A otros, como los escritores, se les reconoce categoría de artistas pues el libro se vende, se cobran derechos, permanece, pero salvo los grandes restaurantes y sus gourmets, y cierta repostería que se masifica, es difícil que se lucre a largo plazo con un sólo plato. Las obras del arte culinario, como la música ejecutada en vivo y la danza, sólo duran lo que su consumo, y nunca pueden ser repetidas exactamente. Son artes únicas y limitadas en el tiempo. Podríamos grabar una canción y reproducirla en casi igualdad de condiciones (la igualdad es una ficción de esa ciencia fantástica llamada matemáticas) en cualquier sitio, pero un alfajor comercializado jamás será el mismo en dos partidas.

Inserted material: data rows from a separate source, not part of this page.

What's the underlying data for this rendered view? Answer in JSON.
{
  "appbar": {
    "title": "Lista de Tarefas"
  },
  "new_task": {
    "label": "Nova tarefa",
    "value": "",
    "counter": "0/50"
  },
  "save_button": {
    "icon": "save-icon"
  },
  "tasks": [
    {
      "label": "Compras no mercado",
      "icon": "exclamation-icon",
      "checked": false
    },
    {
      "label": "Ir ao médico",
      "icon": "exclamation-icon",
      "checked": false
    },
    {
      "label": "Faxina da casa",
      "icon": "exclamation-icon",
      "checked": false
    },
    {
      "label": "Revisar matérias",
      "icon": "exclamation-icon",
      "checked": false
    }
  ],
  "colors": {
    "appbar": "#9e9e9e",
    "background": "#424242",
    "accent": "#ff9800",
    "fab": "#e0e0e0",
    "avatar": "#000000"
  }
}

La imposibilidad de lucrar con cada creación de una cocinera desconocida quita prestigio a este arte, pues el prestigio es resultado de esa monstruosa propaganda que el capitalismo monta apenas husmea el sabor del dinero.
Como el oído musical y el ojo del cinéfilo, se pueden educar el olfato y el paladar del sibarita, aunque parezca un pensamiento elitista. Así como hay puestas de sol más hermosas que otras, hay obras de arte que han sido espejos de la humanidad durante milenios, en cambio otras sólo obtuvieron ese éxito conocido como la belleza del diablo , la belleza de esas mujeres que dura lo que un tramo de su juventud.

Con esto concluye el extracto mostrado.